As for Ségolène Royal and François Hollande:
http://www.bbc.co.uk/news/world-europe-18008296
Royal ran in the 2007 election. Apparently, she asked Hollande to move out just before the election.
http://en.wikipedia.org/wiki/S%C3%A9gol%C3%A8ne_Royal#Personal_life
They'd been together since the 70s, some 30 years, and their last child was born in 1993. It isn't unusual for long-time partners to split, although one partner having an affair is not my favourite way of doing it, no question.
As for Trierweiler, the BBC report suggests there are no problems on the feminism front.

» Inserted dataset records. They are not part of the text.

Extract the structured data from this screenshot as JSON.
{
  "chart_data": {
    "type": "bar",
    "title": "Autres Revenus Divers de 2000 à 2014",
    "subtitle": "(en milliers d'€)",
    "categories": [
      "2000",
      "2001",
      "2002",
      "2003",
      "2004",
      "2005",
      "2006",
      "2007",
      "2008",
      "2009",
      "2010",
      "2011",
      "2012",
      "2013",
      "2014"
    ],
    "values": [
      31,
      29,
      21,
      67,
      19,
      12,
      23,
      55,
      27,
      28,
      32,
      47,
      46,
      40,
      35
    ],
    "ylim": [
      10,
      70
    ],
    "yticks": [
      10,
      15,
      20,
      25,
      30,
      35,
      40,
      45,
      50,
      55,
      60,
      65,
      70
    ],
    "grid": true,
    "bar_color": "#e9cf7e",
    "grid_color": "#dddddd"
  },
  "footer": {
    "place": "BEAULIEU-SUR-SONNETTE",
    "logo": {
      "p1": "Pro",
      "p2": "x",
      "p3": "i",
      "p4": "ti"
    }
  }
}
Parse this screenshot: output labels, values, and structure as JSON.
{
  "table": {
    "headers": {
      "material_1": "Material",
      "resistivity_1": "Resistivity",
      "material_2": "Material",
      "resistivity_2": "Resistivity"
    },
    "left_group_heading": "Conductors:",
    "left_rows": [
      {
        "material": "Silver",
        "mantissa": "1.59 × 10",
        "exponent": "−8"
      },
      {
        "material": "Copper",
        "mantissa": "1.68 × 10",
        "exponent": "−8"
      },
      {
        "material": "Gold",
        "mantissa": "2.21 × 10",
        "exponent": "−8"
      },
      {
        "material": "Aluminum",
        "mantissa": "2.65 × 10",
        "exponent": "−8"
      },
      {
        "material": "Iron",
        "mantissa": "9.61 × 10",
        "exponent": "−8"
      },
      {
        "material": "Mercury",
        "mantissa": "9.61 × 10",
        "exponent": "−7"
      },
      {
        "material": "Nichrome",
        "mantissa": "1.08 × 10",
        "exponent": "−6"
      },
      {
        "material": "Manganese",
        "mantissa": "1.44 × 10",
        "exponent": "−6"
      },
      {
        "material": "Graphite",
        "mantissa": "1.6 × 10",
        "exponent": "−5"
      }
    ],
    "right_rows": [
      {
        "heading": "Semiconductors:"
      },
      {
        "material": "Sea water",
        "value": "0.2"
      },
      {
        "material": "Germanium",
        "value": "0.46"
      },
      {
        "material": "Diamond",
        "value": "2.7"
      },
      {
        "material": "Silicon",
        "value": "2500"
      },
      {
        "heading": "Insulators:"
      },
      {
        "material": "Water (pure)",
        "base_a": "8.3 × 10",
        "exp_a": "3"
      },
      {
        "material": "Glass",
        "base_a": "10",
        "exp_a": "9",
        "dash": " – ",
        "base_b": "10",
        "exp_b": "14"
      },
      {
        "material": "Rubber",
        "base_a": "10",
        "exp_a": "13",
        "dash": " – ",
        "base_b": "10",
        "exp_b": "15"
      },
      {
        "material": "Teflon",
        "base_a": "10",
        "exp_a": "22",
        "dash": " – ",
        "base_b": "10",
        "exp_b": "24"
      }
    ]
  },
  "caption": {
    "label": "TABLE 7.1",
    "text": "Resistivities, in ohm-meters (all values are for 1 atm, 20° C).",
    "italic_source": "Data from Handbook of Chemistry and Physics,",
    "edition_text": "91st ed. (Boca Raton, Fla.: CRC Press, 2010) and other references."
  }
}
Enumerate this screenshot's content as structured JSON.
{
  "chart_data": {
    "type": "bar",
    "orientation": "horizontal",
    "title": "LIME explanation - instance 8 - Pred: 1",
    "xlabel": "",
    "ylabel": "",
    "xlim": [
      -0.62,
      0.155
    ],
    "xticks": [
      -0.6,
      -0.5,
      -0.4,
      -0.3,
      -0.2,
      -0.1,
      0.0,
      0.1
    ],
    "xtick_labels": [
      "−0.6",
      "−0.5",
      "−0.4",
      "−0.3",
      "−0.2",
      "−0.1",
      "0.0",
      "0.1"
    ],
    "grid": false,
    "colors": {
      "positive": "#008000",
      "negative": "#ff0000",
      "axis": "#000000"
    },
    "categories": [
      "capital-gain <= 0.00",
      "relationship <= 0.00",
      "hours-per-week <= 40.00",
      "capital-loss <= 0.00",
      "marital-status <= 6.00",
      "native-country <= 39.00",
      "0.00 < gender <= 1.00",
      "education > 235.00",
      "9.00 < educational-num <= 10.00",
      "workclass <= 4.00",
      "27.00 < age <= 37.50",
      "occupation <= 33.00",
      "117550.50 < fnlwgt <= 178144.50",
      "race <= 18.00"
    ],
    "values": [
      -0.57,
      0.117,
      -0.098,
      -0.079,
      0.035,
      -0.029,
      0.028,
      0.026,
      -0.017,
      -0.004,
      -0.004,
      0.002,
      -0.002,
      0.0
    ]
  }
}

One thing she should understand well, given her background at Paris Match, are the demands of the celebrity press - though a recent contretemps with her own employer suggests there could still be tensions to come.
When the magazine published a large and favourable photo-story about her on 8 March (International Women's Rights Day), she tweeted: "Bravo to the sexism of Paris-Match."
We watched Hollande's victory speech in French on TV5. Too bad CNN cut away before he got to the good stuff -- all about France's mission of spreading its values of liberty, equality, fraternity (and secularism) around the globe. A lot of people in the US might have been quite surprised to hear that anyone else might have such high regard for themselves and their own values and not understand that they are supposed to be spreading USAmerican values around.